As investors move into the month of March, the investing landscape is a changing environment where tech optimism that dominated the first 10 months of 2025 is clashing with doubt and radical sector rotation due to more than just AI disruption. While many analysts remain bullish on the AI Supercycle, several significant headwinds are creating volatility.
At the top of the list is the pessimism that the AI trade has reached a crescendo of sorts. Skeptics argue that peak capex spending is here and now. After years of massive investment in artificial intelligence, investors are shifting from excitement to scrutiny. We live in very impatient times.
I believe the hyperscalers will definitely monetize their huge capital commitments, but that doesn’t satisfy a market where the once “can’t go wrong” software sector is blowing as literally hundreds of thousands of seats in Software-as-a-Service companies disappear. Jack Dorsey of XLY Corp. (XLY), formerly Block Inc., is firing 40% of the workforce.
But let’s put this into perspective. When Elon Musk bought Twitter, he effectively fired 85% of the workforce within a year and is getting more production from the current staff at X than when it was Twitter. Maybe Jack is a poor manager of human capital, and his excuse to fire half his company due to AI progression to save face is just a way out of poor corporate management structure.
It doesn’t stop there though.

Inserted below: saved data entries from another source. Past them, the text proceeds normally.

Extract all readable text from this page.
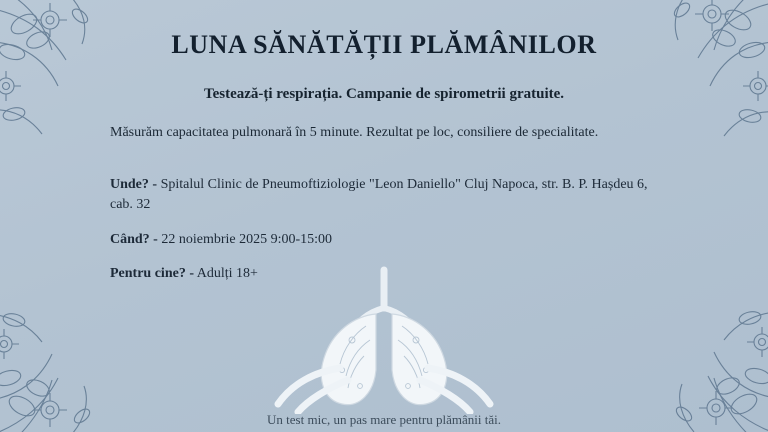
LUNA SĂNĂTĂȚII PLĂMÂNILOR
Testează-ți respirația. Campanie de spirometrii gratuite.
Măsurăm capacitatea pulmonară în 5 minute. Rezultat pe loc, consiliere de specialitate.
Unde? - Spitalul Clinic de Pneumoftiziologie "Leon Daniello" Cluj Napoca, str. B. P. Hașdeu 6, cab. 32
Când? - 22 noiembrie 2025 9:00-15:00
Pentru cine? - Adulți 18+
Un test mic, un pas mare pentru plămânii tăi.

Markets are becoming skeptical of companies that haven’t shown a discernment of separating out those companies that are demonstrating amazing gains from AI deployment from their AI investments. Case in point, structural engineering software leader Autodesk Inc. (ADSK) that posted phenomenal Q4 sales, earnings and guidance attributes their accelerating growth trends to AI. And the stock was rewarded (I own ADSK).
I believe the market is at a point where “sell first, ask questions later” selling in the AI trade, aside from memory and data center pluming, is at hand. This is a moment of opportunity to perform some considerable due diligence to look at companies that will deliver accelerating revenue and earnings because of their intelligent AI investments.
What was formerly crowded trade in tech names toward cyclical sectors like energy, materials and industrials seems to have run its course. There is a high likelihood that more damage is ahead for sectors where headcount reduction risk is high — regional banks, insurance, online travel, accounting, legal services, entry-level coding, IT support customer service centers, clerical work, logistics and procurement.

Moving on, the market has to contend with Trump’s ever-changing trade policy that remains a dominant and unpredictable macro theme for 2026. Ongoing uncertainty regarding tariffs (specifically related to the International Emergency Economic Powers Act or IEEPA) is infusing fresh uncertainty about future multinational earnings. It is thought that increased costs for companies will be passed to consumers, which could dampen spending and drag on real GDP growth.
And then there is the question of inflation. While the worst of the post-pandemic inflation is over, reaching the final 2% target has proven difficult. Headline PCE is hovering closer to 3%, kept high by service costs and labor supply pressure. This sticky inflation is capping the number of Federal Reserve rate cuts. Instead of a rapid decline, central banks are transitioning to wait and see posture.
Historically, midterm years are a source of market turbulence, and this year could be a real nail biter. As the U.S. Congress approaches the November 2026 elections, debates over housing affordability, electricity costs and health care are expected to spike. Policy uncertainty typically leads to risk-off sentiment in the months leading up to the vote.
Lastly, there are signs of rising corporate default rates, what some analysts call fresh cockroaches in the credit system that are beginning to surface in riskier bond investments and regional banks. Strategists pointed to rapid, severe AI disruption. Private credit funds have massive exposure to the software sector (up to 40% of some portfolios), and analysts now fear many of these companies’ business models are being rendered obsolete by autonomous AI agents.

Source: www.ubs.com
A massive crash in public software stocks (the IGV ETF fell 23% year to date) has trickled down into private debt. Over $17 billion in tech company loans dropped to distressed trading levels in just four weeks. Golub Capital, which has 26% of its portfolio in software, cut its dividend by 15%, signaling that the party for private credit investors may be ending.
Against this highly fluid backdrop, there are plenty of sectors and stocks that are working. With the 10-year Treasury yield dropping to 3.86%, the bond market discounted the hot PCE number and is signaling some labor market pressure going forward. At least, that’s my take. That, and the flight to quality from the $3+ trillion private credit bubble that has the potential to let out more air.

On the flip side, the amazing advances in productivity that AI will bring to workers that know how to embrace the agentic tools, the trillion-dollar space race, the bull market in commodities, the reshoring and onshoring of American business and the quelling of U.S. enemies in Venezuela, Iran, Mexican cartels and high urban crime, with Q2 S&P profits set to grow by 14.9%, should give investors incentive to buy when fear is high.